Панцирь, пригнувшись, делает крюк и возвращается на тропу. Идет к изгибу Эглине, залезает за куст ольшаника и напряженно дышит. Но почему он теперь беспокоится? Наверное, голодный волк, притаившись перед прыжком, тоже дрожит, не заботясь о том, что будет дальше. А что может быть? Есть только этот день, это мгновенье. Завтрашнего дня нет. Не будет его и быть не может — Панцирю это доподлинно известно, и он не собирается ни исповедоваться, ни каяться…
Каких-нибудь полчаса он сидит в кустах, потом вылезает и осторожно оглядывается.
В избенке тихо, и Панцирь дрожащими пальцами стучится в дверь. Ему кажется, его сердце колотится еще громче. Он вытирает холодный пот со лба и снова бьет костяшками пальцев.

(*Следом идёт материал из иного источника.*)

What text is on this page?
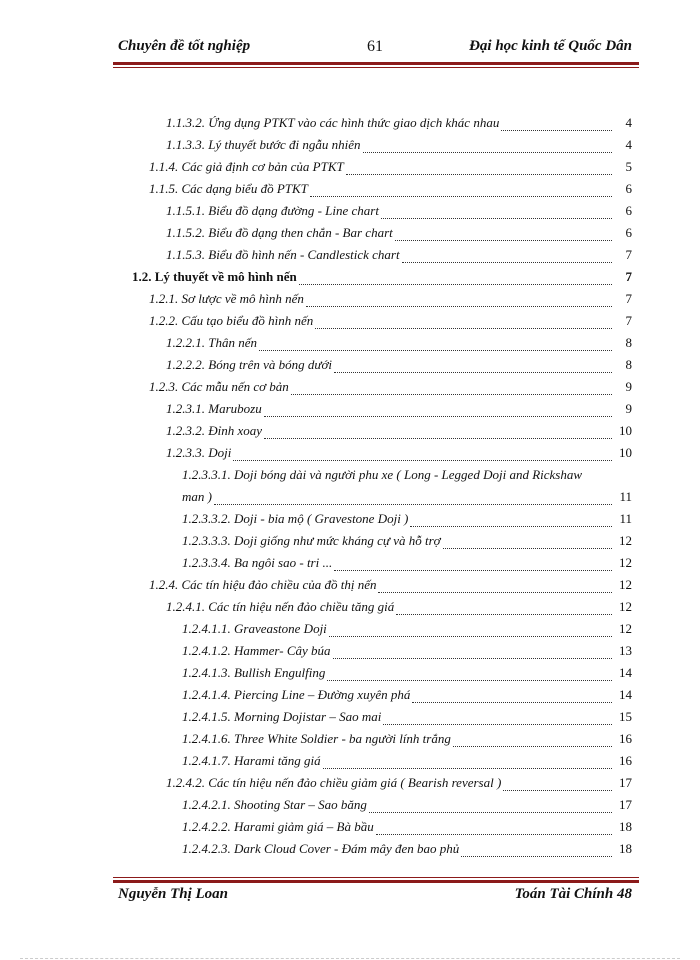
Chuyên đề tốt nghiệp	61	Đại học kinh tế Quốc Dân
1.1.3.2. Ứng dụng PTKT vào các hình thức giao dịch khác nhau	4
1.1.3.3. Lý thuyết bước đi ngẫu nhiên	4
1.1.4. Các giả định cơ bản của PTKT	5
1.1.5. Các dạng biểu đồ PTKT	6
1.1.5.1. Biểu đồ dạng đường - Line chart	6
1.1.5.2. Biểu đồ dạng then chắn - Bar chart	6
1.1.5.3. Biểu đồ hình nến - Candlestick chart	7
1.2. Lý thuyết về mô hình nến	7
1.2.1. Sơ lược về mô hình nến	7
1.2.2. Cấu tạo biểu đồ hình nến	7
1.2.2.1. Thân nến	8
1.2.2.2. Bóng trên và bóng dưới	8
1.2.3. Các mẫu nến cơ bản	9
1.2.3.1. Marubozu	9
1.2.3.2. Đỉnh xoay	10
1.2.3.3. Doji	10
1.2.3.3.1. Doji bóng dài và người phu xe ( Long - Legged Doji and Rickshaw
man )	11
1.2.3.3.2. Doji - bia mộ ( Gravestone Doji )	11
1.2.3.3.3. Doji giống như mức kháng cự và hỗ trợ	12
1.2.3.3.4. Ba ngôi sao - tri ...	12
1.2.4. Các tín hiệu đảo chiều của đồ thị nến	12
1.2.4.1. Các tín hiệu nến đảo chiều tăng giá	12
1.2.4.1.1. Graveastone Doji	12
1.2.4.1.2. Hammer- Cây búa	13
1.2.4.1.3. Bullish Engulfing	14
1.2.4.1.4. Piercing Line – Đường xuyên phá	14
1.2.4.1.5. Morning Dojistar – Sao mai	15
1.2.4.1.6. Three White Soldier - ba người lính trắng	16
1.2.4.1.7. Harami tăng giá	16
1.2.4.2. Các tín hiệu nến đảo chiều giảm giá ( Bearish reversal )	17
1.2.4.2.1. Shooting Star – Sao băng	17
1.2.4.2.2. Harami giảm giá – Bà bầu	18
1.2.4.2.3. Dark Cloud Cover - Đám mây đen bao phủ	18
Nguyễn Thị Loan	Toán Tài Chính 48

— Кто там? — шепот за дверью.
— Сокол, — отвечает Панцирь.
5
Андрюс возвращается через сад, выведя коров на клеверище. Остро пахнет росистыми яблоками. Старые раскидистые деревья присели под тяжестью плодов, сгорбились, на земле валяются ветки. Не выдержали тяжести без подпорок и обломились, а то сорвал ветер или прохожий. Когда-то Маркаускас ухаживал за каждым деревом, собаку привязывал в саду, собирал падалицы: мелкие, с гнильцой — свиньям, которые побольше — на сушку, а самые красивые — на продажу. Ничто у него не пропадало зря. Вот был жук! Взять хотя бы пчел. Сколько выгоды имел. Выдастся погожий воскресный денек, гляди, он уже возле ульев с дымком. В одной рубашке, чуть ли не босиком. И хоть бы одна гадина его ужалила! А когда Андрюс нынче решил взять меду, его так изжалили эти «кулацкие насекомые», что неделю ходил с опухшей харей, на человека стал не похож. Пес его знает, никак день попался перед дождем. Но к пчелам больше подходить не стал. Чтоб их холера! Сдались они ему! Захочет меду, на базаре купит — денег прорва.